I want to change gears for just a moment and talk a little college football.
If you’ve grown up in a state where college football once became a punch line, then you can be forgiven if you want to gloat a little over the past several seasons.
The University of Oregon and Oregon State University — the state’s two Division I football schools — have produced some pretty good teams in the past decade-plus. The Oregon Ducks currently stand as the No. 2-ranked team in the nation behind Alabama. Oregon State’s Beavers lost their first game of the year, but since have reeled off three straight wins.
The Ducks have two stern tests coming up. They’re both on the road. One is in Seattle against the Washington Huskies. The other is in Palo Alto, Calif., against Stanford. Yes, they’ll have their final game of the year, against Oregon State, in the annual “Civil War” contest. But the UW and Stanford games loom as the big hurdles to the Ducks finding their way into the college football championship game.
Why is this important to me? I grew up in Oregon. I didn’t attend either school. I enrolled at Portland State University, but I have followed the Beavers and Ducks through mostly dismal seasons during my years in Oregon. Their nadir occurred in 1983 when the Ducks and Beavers played to a 0-0 tie in the rain and mud.
We left Oregon in 1984, but my keen interest has remained.
I’ve suffered with both programs through miserable seasons. This year — and many recent seasons before this year — have been quite different.
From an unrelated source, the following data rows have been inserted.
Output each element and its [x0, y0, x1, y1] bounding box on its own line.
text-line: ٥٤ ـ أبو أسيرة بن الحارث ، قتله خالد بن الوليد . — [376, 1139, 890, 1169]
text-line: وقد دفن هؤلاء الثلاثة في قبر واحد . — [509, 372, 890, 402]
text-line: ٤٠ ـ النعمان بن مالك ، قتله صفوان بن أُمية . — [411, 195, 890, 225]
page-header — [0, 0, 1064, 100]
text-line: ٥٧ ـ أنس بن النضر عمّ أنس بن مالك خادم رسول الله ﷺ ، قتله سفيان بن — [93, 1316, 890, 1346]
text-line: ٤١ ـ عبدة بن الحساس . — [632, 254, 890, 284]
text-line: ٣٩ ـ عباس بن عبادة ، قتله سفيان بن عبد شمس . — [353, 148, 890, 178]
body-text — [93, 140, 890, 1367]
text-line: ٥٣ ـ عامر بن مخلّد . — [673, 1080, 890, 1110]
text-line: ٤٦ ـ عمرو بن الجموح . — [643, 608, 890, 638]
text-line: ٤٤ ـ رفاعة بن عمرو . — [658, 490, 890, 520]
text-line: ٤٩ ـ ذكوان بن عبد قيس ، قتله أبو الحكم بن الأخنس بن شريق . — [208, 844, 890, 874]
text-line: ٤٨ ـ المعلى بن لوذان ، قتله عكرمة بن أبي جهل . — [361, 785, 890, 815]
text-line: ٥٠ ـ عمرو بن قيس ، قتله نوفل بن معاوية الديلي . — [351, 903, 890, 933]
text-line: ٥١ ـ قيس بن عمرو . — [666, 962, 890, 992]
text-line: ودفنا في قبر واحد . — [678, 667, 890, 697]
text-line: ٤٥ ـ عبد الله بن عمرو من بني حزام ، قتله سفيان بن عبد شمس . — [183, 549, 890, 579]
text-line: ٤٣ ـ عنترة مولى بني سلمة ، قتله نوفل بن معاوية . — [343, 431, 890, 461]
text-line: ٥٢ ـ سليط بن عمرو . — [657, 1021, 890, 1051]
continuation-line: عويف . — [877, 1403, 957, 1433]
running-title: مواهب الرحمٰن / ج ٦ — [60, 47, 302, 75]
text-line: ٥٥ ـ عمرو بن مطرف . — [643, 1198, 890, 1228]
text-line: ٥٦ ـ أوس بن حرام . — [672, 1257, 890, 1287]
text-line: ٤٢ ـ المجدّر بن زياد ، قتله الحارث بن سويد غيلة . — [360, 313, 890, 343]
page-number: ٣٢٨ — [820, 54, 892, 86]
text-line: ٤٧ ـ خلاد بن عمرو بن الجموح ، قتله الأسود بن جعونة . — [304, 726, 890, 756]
Take the Ducks’ rivalry with Washington, one of the oldest in the nation. The Huskies used to beat up badly on the Ducks. UO fans hated the Huskies. The rivalry meant much more to Duck fans than it did to Huskies fans. The tables have turned. The Huskies hate the Ducks. Why? Because the Ducks have been putting some serious whuppins on the Huskies.
Cry me a river, Huskies.
Oregon is 4-0. The Ducks have won every game by more than 40 points. I am acutely aware that they cannot possibly play the entire year in such grand fashion. The Beavers, too, are playing well enough to deserve this native Oregonian’s good wishes … and I hope Coach Mike Riley stays put and does not succumb to the temptation to head south to coach another hated rival, the University of Spoiled Children, er, Southern California.
Winning can be addictive. I’ve caught the bug. Don’t cure me … ever.